Depois de se ouvir e/ou ler um noticiário, ficamos, frequentemente, com um certo mau estar, porque as notícias transmitidas são quase sempre negativas. Experimenta-se medo, desânimo, desagrado e o número dos que assim nos sentimos, parece ser elevado.

Porque não nos unimos, nós cristãos, que conhecemos o segredo e a chave da esperança, para lutar contra corrente? São vários os meios a que podemos e devemos recorrer, mas opto por destacar e reforçar, sobretudo, a inspiração, a luz e a força que é para nós o Evangelho, sobretudo o mistério da Morte e da Ressurreição de Jesus; Ele pede-nos para sermos sal e luz do mundo; Deseja que as nossas boas obras, glorifiquem o Pai que está nos Céus; afirma com uma certeza impressionante: “Eu venci o mundo!”.

Serão precisas mais motivações? Por outro lado, é evidente que a proposta evangélica é a antítese do imobilismo, do conformismo e do desânimo! Daí a prece feita a partir da invocação “mas livrai-nos do mal”: livra-nos do mal do desalento, da insolidariedade e da moleza de carácter, da noite sem lua de sonhos e da obesidade de convicções demasiado seguras.

Constata-se e sente-se que há urgência de mudança na sociedade e a prová-lo estão as muitas notícias incentivadoras de iniciativas interessantes, de que são exemplo a Associação ‘ ACREDITA PORTUGAL’, criada por um grupo de Jovens recém licenciados, que tanto êxito está a ter, ou a reportagem passada há dias na TVI, testemunhando a criatividade, a iniciativa de várias pessoas, algumas nada jovens, que teimam em trazer Portugal, mais uma vez, para a linha da frente.

Estes sinais de mudança trazem-me um especial gozo, por me parecer, também, que honram a verdade. Eu vivo e trabalho inserida no Bairro 6 de Maio, Venda Nova, Amadora, juntamente com as Irmãs da Comunidade. É um Bairro pobre, degradado, problemático, mas é raro o dia em que não surgem gestos que constroem. Alguns deles passam despercebidos, mas outros são projectos de grande envergadura, generosidade e criatividade. A minha experiência é tão rica e intensa, que sinto um enorme desejo de ter tempo e possibilidades de fazer alguma publicação que o dê conhecer. Fazê-lo, não só vale a pena, como vale a alegria, até pelo efeito de “contágio” que possa ter, e todos precisamos deste tipo de contágio, que é, por sua vez, uma forma de reconhecimento a quem tem a coragem da prática desses gestos. Um amigo engenheiro partilhava, há dias, com uma alegria incontida e transformadora, que tinha, pela primeira vez, plantado alfaces, tomates e pimentos, nuns canteiros que tinha disponíveis.

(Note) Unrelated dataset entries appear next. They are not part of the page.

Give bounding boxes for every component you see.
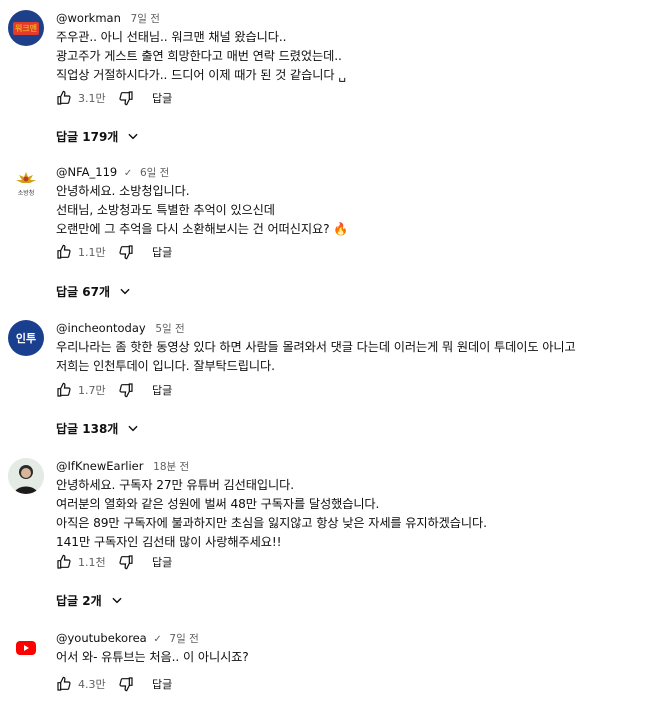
person-photo-icon xyxy=(8,458,44,494)
chevron-down-icon xyxy=(120,288,130,295)
dislike-icon[interactable] xyxy=(118,382,134,398)
comment-author[interactable]: @workman xyxy=(56,11,121,25)
comment-line: 선태님, 소방청과도 특별한 추억이 있으신데 xyxy=(56,203,275,217)
avatar[interactable]: 소방청 xyxy=(8,166,44,202)
comment-line: 오랜만에 그 추억을 다시 소환해보시는 건 어떠신지요? 🔥 xyxy=(56,222,349,236)
dislike-icon[interactable] xyxy=(118,90,134,106)
reply-button[interactable]: 답글 xyxy=(152,676,172,692)
comment-line: 직업상 거절하시다가.. 드디어 이제 때가 된 것 같습니다 ␣ xyxy=(56,68,346,82)
reply-button[interactable]: 답글 xyxy=(152,90,172,106)
like-icon[interactable] xyxy=(56,382,72,398)
view-replies-button[interactable]: 답글 179개 xyxy=(56,124,140,148)
comment-text: 안녕하세요. 구독자 27만 유튜버 김선태입니다. 여러분의 열화와 같은 성… xyxy=(56,476,648,552)
comment-line: 주우관.. 아니 선태님.. 워크맨 채널 왔습니다.. xyxy=(56,30,287,44)
dislike-icon[interactable] xyxy=(118,244,134,260)
comment-author[interactable]: @NFA_119 xyxy=(56,165,117,179)
comment-time[interactable]: 7일 전 xyxy=(131,13,160,25)
view-replies-button[interactable]: 답글 2개 xyxy=(56,588,124,612)
comment-line: 안녕하세요. 소방청입니다. xyxy=(56,184,190,198)
comment-author[interactable]: @IfKnewEarlier xyxy=(56,459,144,473)
replies-label: 답글 2개 xyxy=(56,593,102,608)
comment-text: 우리나라는 좀 핫한 동영상 있다 하면 사람들 몰려와서 댓글 다는데 이러는… xyxy=(56,338,648,376)
chevron-down-icon xyxy=(112,597,122,604)
chevron-down-icon xyxy=(128,133,138,140)
like-icon[interactable] xyxy=(56,554,72,570)
replies-label: 답글 67개 xyxy=(56,284,110,299)
comment-text: 어서 와- 유튜브는 처음.. 이 아니시죠? xyxy=(56,648,648,667)
replies-label: 답글 138개 xyxy=(56,421,119,436)
comment-text: 안녕하세요. 소방청입니다. 선태님, 소방청과도 특별한 추억이 있으신데 오… xyxy=(56,182,648,239)
like-count: 1.1만 xyxy=(78,246,106,259)
comment-line: 어서 와- 유튜브는 처음.. 이 아니시죠? xyxy=(56,650,249,664)
avatar[interactable] xyxy=(8,630,44,666)
comment-line: 우리나라는 좀 핫한 동영상 있다 하면 사람들 몰려와서 댓글 다는데 이러는… xyxy=(56,340,576,354)
view-replies-button[interactable]: 답글 67개 xyxy=(56,279,132,303)
comment-author[interactable]: @youtubekorea xyxy=(56,631,147,645)
like-icon[interactable] xyxy=(56,244,72,260)
avatar[interactable] xyxy=(8,458,44,494)
verified-check-icon: ✓ xyxy=(123,168,133,179)
avatar-logo-text: 인투 xyxy=(15,332,37,345)
comment-text: 주우관.. 아니 선태님.. 워크맨 채널 왔습니다.. 광고주가 게스트 출연… xyxy=(56,28,648,85)
avatar-logo-text: 소방청 xyxy=(17,190,35,197)
reply-button[interactable]: 답글 xyxy=(152,382,172,398)
reply-button[interactable]: 답글 xyxy=(152,554,172,570)
comment-time[interactable]: 7일 전 xyxy=(169,633,198,645)
fire-agency-emblem-icon xyxy=(16,172,36,183)
avatar-logo-text: 워크맨 xyxy=(12,21,40,35)
comment-time[interactable]: 6일 전 xyxy=(140,167,169,179)
chevron-down-icon xyxy=(128,425,138,432)
comment-line: 아직은 89만 구독자에 불과하지만 초심을 잃지않고 항상 낮은 자세를 유지… xyxy=(56,516,487,530)
comment-line: 여러분의 열화와 같은 성원에 벌써 48만 구독자를 달성했습니다. xyxy=(56,497,380,511)
like-count: 1.7만 xyxy=(78,384,106,397)
reply-button[interactable]: 답글 xyxy=(152,244,172,260)
comment-line: 광고주가 게스트 출연 희망한다고 매번 연락 드렸었는데.. xyxy=(56,49,342,63)
view-replies-button[interactable]: 답글 138개 xyxy=(56,416,140,440)
comment-time[interactable]: 18분 전 xyxy=(153,461,189,473)
dislike-icon[interactable] xyxy=(118,676,134,692)
like-icon[interactable] xyxy=(56,676,72,692)
verified-check-icon: ✓ xyxy=(153,634,162,645)
like-count: 4.3만 xyxy=(78,678,106,691)
avatar[interactable]: 인투 xyxy=(8,320,44,356)
dislike-icon[interactable] xyxy=(118,554,134,570)
comment-author[interactable]: @incheontoday xyxy=(56,321,146,335)
avatar[interactable]: 워크맨 xyxy=(8,10,44,46)
replies-label: 답글 179개 xyxy=(56,129,119,144)
like-icon[interactable] xyxy=(56,90,72,106)
comment-line: 안녕하세요. 구독자 27만 유튜버 김선태입니다. xyxy=(56,478,294,492)
comment-line: 저희는 인천투데이 입니다. 잘부탁드립니다. xyxy=(56,359,275,373)
youtube-logo-icon xyxy=(16,641,36,655)
like-count: 3.1만 xyxy=(78,92,106,105)
comment-time[interactable]: 5일 전 xyxy=(155,323,184,335)
like-count: 1.1천 xyxy=(78,556,106,569)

Dizia que acompanhar o nascer, o crescer e o poder comer o fruto do seu trabalho, lhe dava um prazer, que ele jamais poderia ter imaginado. Mas o que mais gozo lhe dava, dizia, era ver que os empregados da sua pequenina empresa, seguiram o seu exemplo e, algo comovido, afirmava que na Empresa todos se tinham tornado melhores.

Para exemplificar alguns dos “gestos que constroem”, que antes referi, escolho o Projecto da publicação do livro “Do outro lado da Linha”, que levou uma Magistrada e uma Fotógrafa profissional a fazer o possível e o impossível para, através dessa publicação, dar a conhecer o BOM dos Bairros. Nesse ano não houve férias para elas, investiram muito dinheiro, envolveram gente voluntária e, no fim de muita luta e entrega, o livro, de qualidade excelente, saiu a custo zero. A alegria com que vieram ao Centro Social oferecer toda a edição, é indescritível…de se ficar em silêncio!

Com o fruto da sua venda já se apoiaram vários estudantes universitários do Bairro que, de outro modo, não poderiam estudar. Neste ano, apoiam-se sete.

Outro gesto: No Natal duas amigas telefonaram a dizer que faziam parte de um grupo que tinha decidido não gastar dinheiro em prendas, e que o mesmo seria para ajudar alguém que precisasse. Demos-lhes várias propostas – necessidades não faltam! – e decidiram levar  mais de 200 crianças dos Bairros à Kidzania.

Não posso continuar! Tem que ser mesmo um livro! Mas o importante é que os “gestos que constroem”, graças a Deus, superabundam.